CANDLESTICK PATTERN TRADING
Forex trading strategies from this family try spotting specific formations in candlestick charts. They look for patterns like the “Hammer” or “Inverse Head and Shoulders” to guide them when entering the market. This universal strategy is adaptable to both day trading and longer-term trading, making it a valuable tool for traders across various timeframes.
This strategy used to be all the rage, but since around 2012, its appeal has waned. The main hurdle is the vast array of “patterns” that traders need to identify and commit to memory. Lately, people have been shying away from the effort to learn and remember these intricate patterns, opting for simpler trading strategies.
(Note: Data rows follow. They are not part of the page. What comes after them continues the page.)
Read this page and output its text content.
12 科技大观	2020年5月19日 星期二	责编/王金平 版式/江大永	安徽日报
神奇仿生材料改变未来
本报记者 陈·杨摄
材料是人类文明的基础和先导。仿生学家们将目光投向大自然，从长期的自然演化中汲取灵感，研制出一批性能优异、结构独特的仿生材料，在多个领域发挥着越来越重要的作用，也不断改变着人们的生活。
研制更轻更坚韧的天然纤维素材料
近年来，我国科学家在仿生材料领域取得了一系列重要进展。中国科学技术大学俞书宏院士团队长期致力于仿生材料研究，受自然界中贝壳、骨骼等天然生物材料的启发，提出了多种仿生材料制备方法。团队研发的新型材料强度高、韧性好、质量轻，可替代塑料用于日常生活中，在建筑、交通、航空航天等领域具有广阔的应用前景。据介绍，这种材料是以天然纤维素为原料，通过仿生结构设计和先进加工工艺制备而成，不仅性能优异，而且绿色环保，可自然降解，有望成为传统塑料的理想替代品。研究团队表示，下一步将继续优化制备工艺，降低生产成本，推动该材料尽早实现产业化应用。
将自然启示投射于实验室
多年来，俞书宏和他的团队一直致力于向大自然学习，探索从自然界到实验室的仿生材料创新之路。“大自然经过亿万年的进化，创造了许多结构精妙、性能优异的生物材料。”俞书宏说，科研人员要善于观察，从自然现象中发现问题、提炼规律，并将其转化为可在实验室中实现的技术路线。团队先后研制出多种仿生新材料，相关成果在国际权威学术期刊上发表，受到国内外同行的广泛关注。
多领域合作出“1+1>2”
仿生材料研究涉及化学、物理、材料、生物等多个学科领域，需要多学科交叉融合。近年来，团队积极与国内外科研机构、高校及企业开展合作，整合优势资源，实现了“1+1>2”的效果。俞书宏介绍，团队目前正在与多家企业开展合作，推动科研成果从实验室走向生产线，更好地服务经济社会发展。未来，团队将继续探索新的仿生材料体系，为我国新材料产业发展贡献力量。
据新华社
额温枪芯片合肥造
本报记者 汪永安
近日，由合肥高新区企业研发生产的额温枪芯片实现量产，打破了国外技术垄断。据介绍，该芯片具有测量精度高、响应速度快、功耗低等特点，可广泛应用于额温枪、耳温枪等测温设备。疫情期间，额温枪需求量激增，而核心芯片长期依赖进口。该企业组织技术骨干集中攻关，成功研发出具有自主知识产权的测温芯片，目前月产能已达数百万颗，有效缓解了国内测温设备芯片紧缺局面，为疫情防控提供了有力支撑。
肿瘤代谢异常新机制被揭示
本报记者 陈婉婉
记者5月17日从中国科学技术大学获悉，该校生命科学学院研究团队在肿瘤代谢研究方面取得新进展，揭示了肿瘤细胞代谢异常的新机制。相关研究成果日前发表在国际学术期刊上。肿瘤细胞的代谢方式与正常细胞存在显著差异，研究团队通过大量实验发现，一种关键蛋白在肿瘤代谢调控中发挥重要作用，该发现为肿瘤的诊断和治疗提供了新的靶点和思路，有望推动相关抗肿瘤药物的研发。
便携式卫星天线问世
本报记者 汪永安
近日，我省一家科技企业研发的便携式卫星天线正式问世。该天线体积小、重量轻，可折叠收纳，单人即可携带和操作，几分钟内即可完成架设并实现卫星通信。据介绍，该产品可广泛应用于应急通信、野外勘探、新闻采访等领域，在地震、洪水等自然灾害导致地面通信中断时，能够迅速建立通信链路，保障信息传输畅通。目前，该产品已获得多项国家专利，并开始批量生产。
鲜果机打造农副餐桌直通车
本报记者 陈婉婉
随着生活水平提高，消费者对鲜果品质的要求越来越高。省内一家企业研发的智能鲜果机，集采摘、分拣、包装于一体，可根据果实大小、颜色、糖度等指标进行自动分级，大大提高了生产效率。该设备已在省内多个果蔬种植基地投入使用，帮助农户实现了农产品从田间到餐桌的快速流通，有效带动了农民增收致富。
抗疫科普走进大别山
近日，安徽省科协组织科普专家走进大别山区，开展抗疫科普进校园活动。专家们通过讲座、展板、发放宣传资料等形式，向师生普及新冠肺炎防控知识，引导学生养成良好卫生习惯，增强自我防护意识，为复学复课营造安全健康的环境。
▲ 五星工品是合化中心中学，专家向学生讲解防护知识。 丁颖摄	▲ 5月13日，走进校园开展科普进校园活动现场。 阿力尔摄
As a result, this kind of “knowledge” has increasingly become the specialty of Forex “aficionados.”
Last time, we dug into the Phoenix EA story, examining its inner workings and pinpointing why it fell short. Coming up? We’re going to get into the nitty-gritty of scalping and pipsing.
DISCLAIMER! The contracts for difference (CFDs) we discuss come with high risks, and you could lose all the money you put in. Make sure you understand all the risks involved before you dive in.